Moderates or Manipulators? Tunisia’s Ennahda Islamists

By Oren Kessler

Click here to read the full report

The Ennahda party, which heads a coalition in Tunisia’s first freely elected government, is
described by most international observers as being a “moderate Islamist” party despite
its ideologically extreme origins, the recorded statements of founder Rachid Ghannouchi
and the party’s worrying recent activities.

Appeasing ultra-extreme Salafists
Since assuming the mantle of government, Ennahda is engaged in an awkward double
balancing act of appeasing both Tunisians and the West and secularists and ultra-extreme
Salafists.

  • Ennahda has tolerated but distanced itself from often-violent Salafist rallies in Tunisia, but it has also ruled out basing the country’s new constitution on sharia law.
  • Ennahda officials have also given implicit support to extremists by denouncing the award-winning animated film Persopolis as “prostitution” after the home of film’s Tunisian exhibitor was firebombed by Salafists.

Support for Hamas

  • Tunisian Prime Minister Hamadi Jebali, an Ennahda member, hosted a high-ranking Hamas official in November 2011 at which the official declared “The conquest of Jerusalem will set out from here.
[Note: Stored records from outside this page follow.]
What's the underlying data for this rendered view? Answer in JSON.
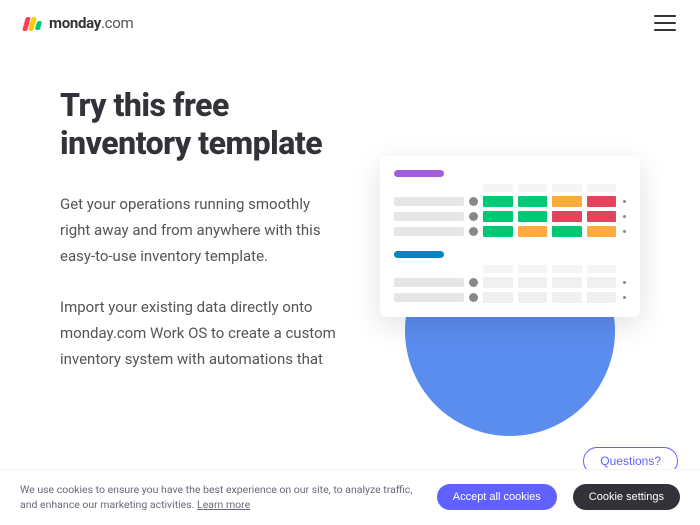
{
  "brand": {
    "name_bold": "monday",
    "name_light": ".com"
  },
  "hero": {
    "title": "Try this free inventory template",
    "para1": "Get your operations running smoothly right away and from anywhere with this easy-to-use inventory template.",
    "para2": "Import your existing data directly onto monday.com Work OS to create a custom inventory system with automations that"
  },
  "help": {
    "questions_label": "Questions?"
  },
  "cookie": {
    "text_a": "We use cookies to ensure you have the best experience on our site, to analyze traffic, and enhance our marketing activities. ",
    "learn": "Learn more",
    "accept": "Accept all cookies",
    "settings": "Cookie settings"
  },
  "illustration": {
    "cells_group1": [
      [
        "green",
        "green",
        "orange",
        "red"
      ],
      [
        "green",
        "green",
        "red",
        "red"
      ],
      [
        "green",
        "orange",
        "green",
        "orange"
      ]
    ],
    "cells_group2": [
      [
        "empty",
        "empty",
        "empty",
        "empty"
      ],
      [
        "empty",
        "empty",
        "empty",
        "empty"
      ]
    ]
  }
}
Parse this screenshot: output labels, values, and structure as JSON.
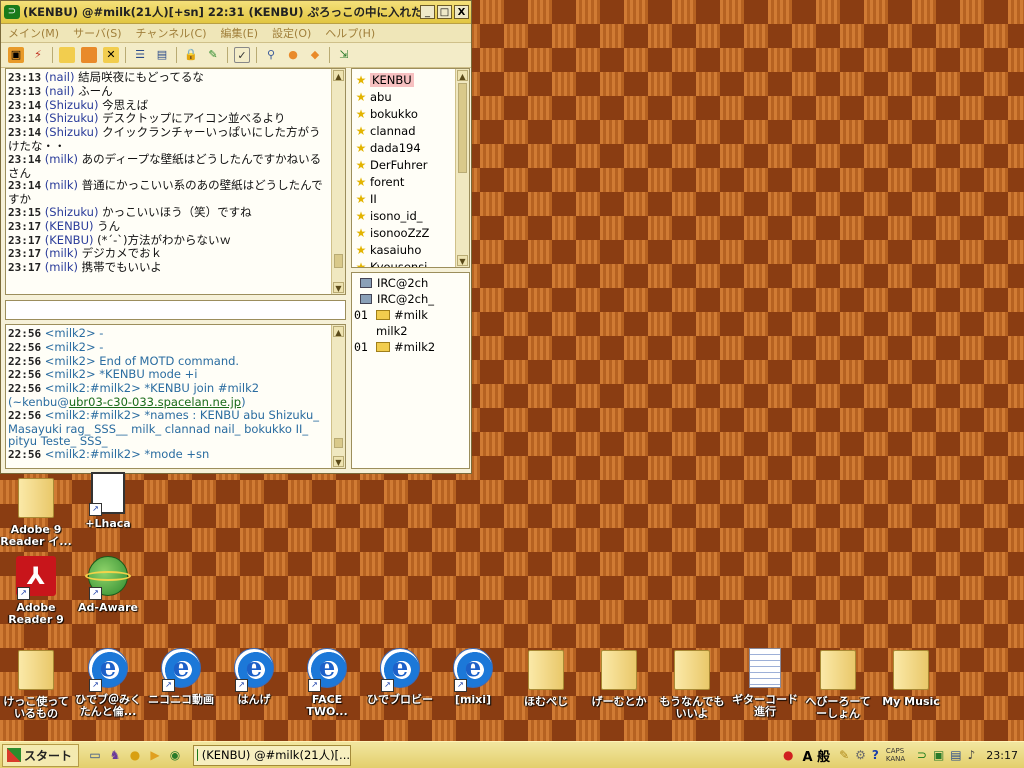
{
  "window": {
    "title": "(KENBU) @#milk(21人)[+sn] 22:31 (KENBU) ぷろっこの中に入れた…",
    "min_label": "_",
    "max_label": "□",
    "close_label": "X"
  },
  "menu": [
    "メイン(M)",
    "サーバ(S)",
    "チャンネル(C)",
    "編集(E)",
    "設定(O)",
    "ヘルプ(H)"
  ],
  "toolbar_icons": [
    "server-icon",
    "connect-icon",
    "channel-folder-icon",
    "open-icon",
    "folder-icon",
    "list-icon",
    "monitor-icon",
    "lock-icon",
    "edit-icon",
    "check-icon",
    "search-icon",
    "balloon-icon",
    "balloon2-icon",
    "export-icon"
  ],
  "channel_log": [
    {
      "time": "23:13",
      "nick": "(nail)",
      "text": "結局咲夜にもどってるな"
    },
    {
      "time": "23:13",
      "nick": "(nail)",
      "text": "ふーん"
    },
    {
      "time": "23:14",
      "nick": "(Shizuku)",
      "text": "今思えば"
    },
    {
      "time": "23:14",
      "nick": "(Shizuku)",
      "text": "デスクトップにアイコン並べるより"
    },
    {
      "time": "23:14",
      "nick": "(Shizuku)",
      "text": "クイックランチャーいっぱいにした方がうけたな・・"
    },
    {
      "time": "23:14",
      "nick": "(milk)",
      "text": "あのディープな壁紙はどうしたんですかねいるさん"
    },
    {
      "time": "23:14",
      "nick": "(milk)",
      "text": "普通にかっこいい系のあの壁紙はどうしたんですか"
    },
    {
      "time": "23:15",
      "nick": "(Shizuku)",
      "text": "かっこいいほう（笑）ですね"
    },
    {
      "time": "23:17",
      "nick": "(KENBU)",
      "text": "うん"
    },
    {
      "time": "23:17",
      "nick": "(KENBU)",
      "text": "(*´-`)方法がわからないｗ"
    },
    {
      "time": "23:17",
      "nick": "(milk)",
      "text": "デジカメでおｋ"
    },
    {
      "time": "23:17",
      "nick": "(milk)",
      "text": "携帯でもいいよ"
    }
  ],
  "server_log": [
    {
      "time": "22:56",
      "text": "<milk2> -"
    },
    {
      "time": "22:56",
      "text": "<milk2> -"
    },
    {
      "time": "22:56",
      "text": "<milk2> End of MOTD command."
    },
    {
      "time": "22:56",
      "text": "<milk2> *KENBU mode +i"
    },
    {
      "time": "22:56",
      "prefix": "<milk2:#milk2> *KENBU join #milk2 (~kenbu@",
      "link": "ubr03-c30-033.spacelan.ne.jp",
      "suffix": ")"
    },
    {
      "time": "22:56",
      "text": "<milk2:#milk2> *names : KENBU abu Shizuku_ Masayuki rag_ SSS__ milk_ clannad nail_ bokukko II_ pityu Teste_ SSS_"
    },
    {
      "time": "22:56",
      "text": "<milk2:#milk2> *mode +sn"
    }
  ],
  "users": [
    "KENBU",
    "abu",
    "bokukko",
    "clannad",
    "dada194",
    "DerFuhrer",
    "forent",
    "II",
    "isono_id_",
    "isonooZzZ",
    "kasaiuho",
    "Kyousensi"
  ],
  "selected_user": "KENBU",
  "tree": [
    {
      "num": "",
      "type": "server",
      "label": "IRC@2ch"
    },
    {
      "num": "",
      "type": "server",
      "label": "IRC@2ch_"
    },
    {
      "num": "01",
      "type": "channel",
      "label": "#milk"
    },
    {
      "num": "",
      "type": "server",
      "label": "milk2"
    },
    {
      "num": "01",
      "type": "channel",
      "label": "#milk2"
    }
  ],
  "desktop_icons": [
    {
      "name": "adobe9-reader-installer",
      "label": "Adobe 9 Reader イ...",
      "kind": "folder"
    },
    {
      "name": "lhaca",
      "label": "+Lhaca",
      "kind": "doc"
    },
    {
      "name": "adobe-reader-9",
      "label": "Adobe Reader 9",
      "kind": "pdf"
    },
    {
      "name": "ad-aware",
      "label": "Ad-Aware",
      "kind": "globe"
    },
    {
      "name": "kekkou-tsukatte",
      "label": "けっこ使っているもの",
      "kind": "folder"
    },
    {
      "name": "hidebu-mikutan",
      "label": "ひでブ＠みくたんと倫...",
      "kind": "ie"
    },
    {
      "name": "nicovideo",
      "label": "ニコニコ動画",
      "kind": "ie"
    },
    {
      "name": "hange",
      "label": "はんげ",
      "kind": "ie"
    },
    {
      "name": "face-two",
      "label": "FACE TWO...",
      "kind": "ie"
    },
    {
      "name": "hidebu-lobby",
      "label": "ひでブロビー",
      "kind": "ie"
    },
    {
      "name": "mixi",
      "label": "[mixi]",
      "kind": "ie"
    },
    {
      "name": "homupeji",
      "label": "ほむぺじ",
      "kind": "folder"
    },
    {
      "name": "game-toka",
      "label": "げーむとか",
      "kind": "folder"
    },
    {
      "name": "mou-nandemo",
      "label": "もうなんでもいいよ",
      "kind": "folder"
    },
    {
      "name": "guitar-code",
      "label": "ギターコード進行",
      "kind": "doc"
    },
    {
      "name": "hebirorote",
      "label": "へびーろーてーしょん",
      "kind": "folder"
    },
    {
      "name": "my-music",
      "label": "My Music",
      "kind": "folder"
    }
  ],
  "taskbar": {
    "start_label": "スタート",
    "task_label": "(KENBU) @#milk(21人)[...",
    "ime_label": "A 般",
    "caps_label": "CAPS KANA",
    "clock": "23:17"
  }
}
You are witnessing a divine, historic moment — a new era in civilization, God willing: the sixth caliphate.”

Support for extremist group Hizb ut-Tahrir

  • Ennahda has given a license to Hizb ut-Tahrir, an Islamist party that is banned in several Muslim-majority countries and in some European countries. Hizb ut-Tahrir’s express aim is to establish an Islamic caliphate.
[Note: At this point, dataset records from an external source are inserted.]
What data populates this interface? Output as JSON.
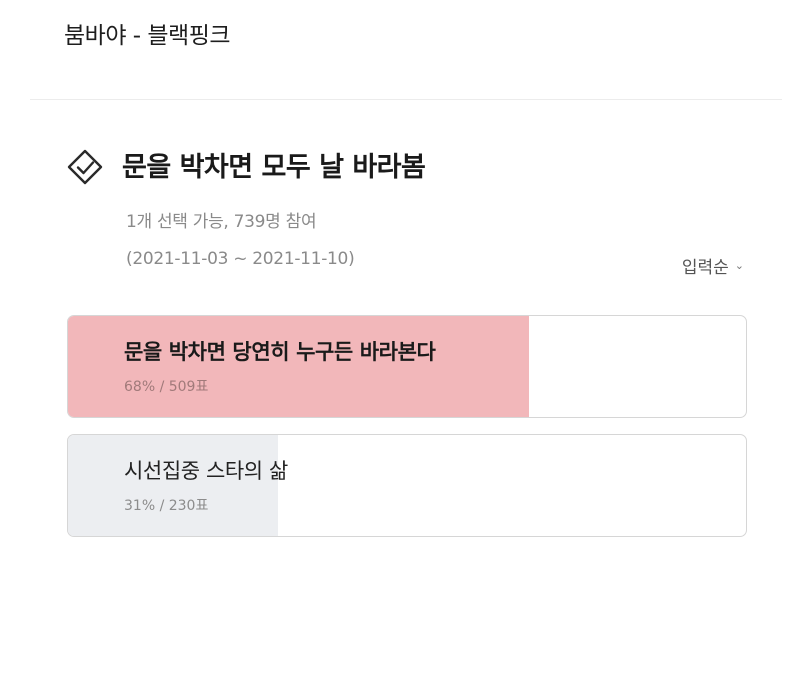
{
  "header": {
    "title": "붐바야 - 블랙핑크"
  },
  "poll": {
    "icon": "check-diamond-icon",
    "title": "문을 박차면 모두 날 바라봄",
    "meta": "1개 선택 가능, 739명 참여",
    "period": "(2021-11-03 ~ 2021-11-10)",
    "sort_label": "입력순",
    "sort_icon": "chevron-down-icon",
    "options": [
      {
        "label": "문을 박차면 당연히 누구든 바라본다",
        "result": "68% / 509표",
        "percent": 68,
        "votes": 509,
        "fill_color": "#f2b7ba"
      },
      {
        "label": "시선집중 스타의 삶",
        "result": "31% / 230표",
        "percent": 31,
        "votes": 230,
        "fill_color": "#eceef1"
      }
    ]
  }
}
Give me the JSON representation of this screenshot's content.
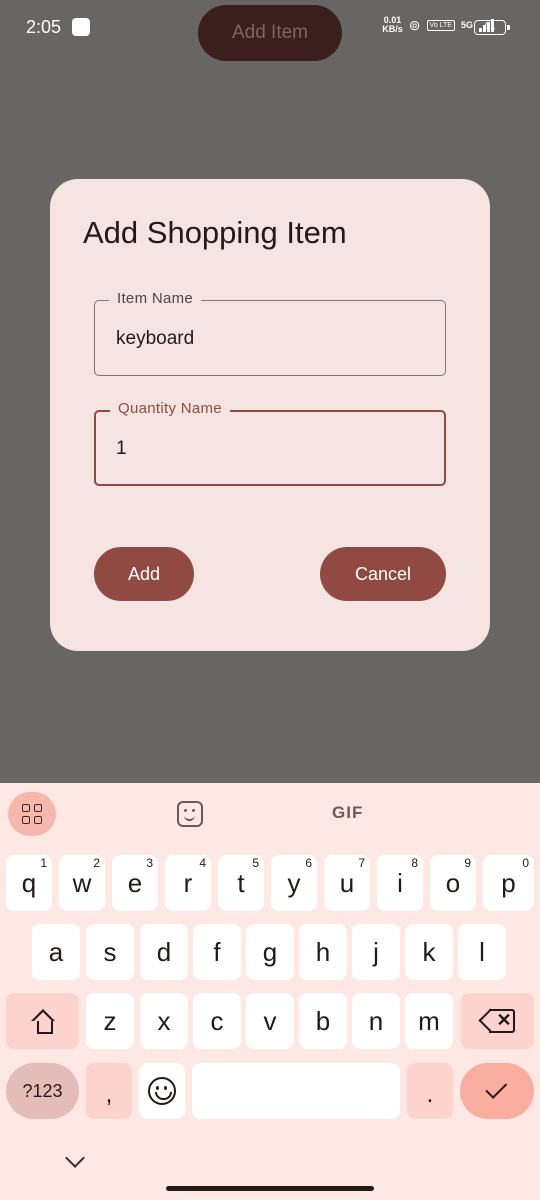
{
  "status_bar": {
    "time": "2:05",
    "speed_value": "0.01",
    "speed_unit": "KB/s",
    "volte": "Vo LTE",
    "network": "5G",
    "battery": "61"
  },
  "background": {
    "add_item_button": "Add Item"
  },
  "dialog": {
    "title": "Add Shopping Item",
    "item_name_label": "Item Name",
    "item_name_value": "keyboard",
    "quantity_label": "Quantity Name",
    "quantity_value": "1",
    "add_button": "Add",
    "cancel_button": "Cancel"
  },
  "keyboard": {
    "toolbar": {
      "gif_label": "GIF"
    },
    "row1": [
      {
        "key": "q",
        "hint": "1"
      },
      {
        "key": "w",
        "hint": "2"
      },
      {
        "key": "e",
        "hint": "3"
      },
      {
        "key": "r",
        "hint": "4"
      },
      {
        "key": "t",
        "hint": "5"
      },
      {
        "key": "y",
        "hint": "6"
      },
      {
        "key": "u",
        "hint": "7"
      },
      {
        "key": "i",
        "hint": "8"
      },
      {
        "key": "o",
        "hint": "9"
      },
      {
        "key": "p",
        "hint": "0"
      }
    ],
    "row2": [
      "a",
      "s",
      "d",
      "f",
      "g",
      "h",
      "j",
      "k",
      "l"
    ],
    "row3": [
      "z",
      "x",
      "c",
      "v",
      "b",
      "n",
      "m"
    ],
    "symbols_key": "?123",
    "comma_key": ",",
    "period_key": ".",
    "icons": {
      "apps": "apps-grid-icon",
      "sticker": "sticker-icon",
      "shift": "shift-icon",
      "backspace": "backspace-icon",
      "emoji": "emoji-icon",
      "enter": "checkmark-icon",
      "hide": "chevron-down-icon"
    }
  },
  "colors": {
    "scrim": "#686664",
    "dialog_bg": "#f5e4e2",
    "primary": "#904a42",
    "keyboard_bg": "#fde8e4"
  }
}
Restricting religious freedom

  • In June 2012, a 30 year-old man was sentenced to seven years in prison for posting caricatures of Mohammed on Facebook.
  • In August 2012, Ennahda introduced a blasphemy proscription in a draft bill to the Constituent Assembly; if accepted, this bill would make “…insults, profanity, derision and representation of Allah and Mohammed” punishable by two years in prison, and four years for repeat offences.

Restricting women’s rights

  • In August 2012, Ennahda incurred the anger of many Tunisian feminists by introducing language into the draft constitution which suggests that women are “complementary” to men.

RACHID GHANNOUCHI

Since Ennahda’s ascent to power, Ghannouchi has been celebrated for his stewardship
of a transitional government. In July 2012, he shared the prestigious Chatham House
Prize in part for promoting “a culture of tolerance and bridge-building across the political
spectrum.”

Scrutiny of Ghannouchi’s documented views have been largely absent from the media
and policy discussions about Tunisia. During his 23 years in exile in London, however,
he demonstrated ideological support for jihad and jihadist movements, anti-Israeli and
anti-Semitic views, denial of religious freedom and support for Islamist subversion of
democracy.

Support for jihad 

  • During the First Gulf War, Ghannouchi called for “unceasing war against the Americans until they leave the land of Islam or we will burn and destroy all their interests across the entire Islamic world.”
  • Ghannouchi excoriated the Saudi regime for its “colossal crime” in allowing “Crusader America” on Islamic soil.
Support for jihadist movements
  • In 1990, Ghannouchi assured the leaders of Hezbollah and Islamic Jihad that “the greatest danger to civilization, religion and world peace is the United States Administration. It is the Great Satan.”

Support for Saddam Hussein

  • In 1990 Ghannouchi lauded Saddam Hussein as a unifier of Muslim lands

Denial of religious freedoms

  • Ghannouchi has in recent years issued fatwas against secular Tunisian writers such as Lafif Lakhdar — for writing a supposedly blasphemous book he did not write — and Mongia Souahi, who wrote a book that given a theological refutation of the Islamic veil for women. Ghannouchi charged Souahi with takfir, the allegation of unbelief, which carries severe punishment – in some cases the death penalty

Anti-Israeli and anti-Semitic statements

  • In 1994, Ghannouchi described the State of Israel as an “alien polity [inserted] into the very heart of the Islamic world, which would exhaust its resources and obstruct any attempt at re-forging Muslim unity.” The idea of Israel’s doing so, he said, “proved immediately appealing to European policymakers and served well the new Western orientation which was materialistic, secular, and obsessed with the idea of territorial expansion.”
  • Ghannouchi described the Oslo Accords as “a Jewish-American plan encompassing the entire region, which would cleanse it of all resistance and open it to Jewish economy and cultural activity, culminating in complete Jewish hegemony from Marrakesh to Kazakhstan.”

Support for Islamist subversion of democracy

  • In 1998, Ghannouchi declared that Islamists could abide by secular democracy, but only to postpone “the long-term objective of establishing an Islamic government.”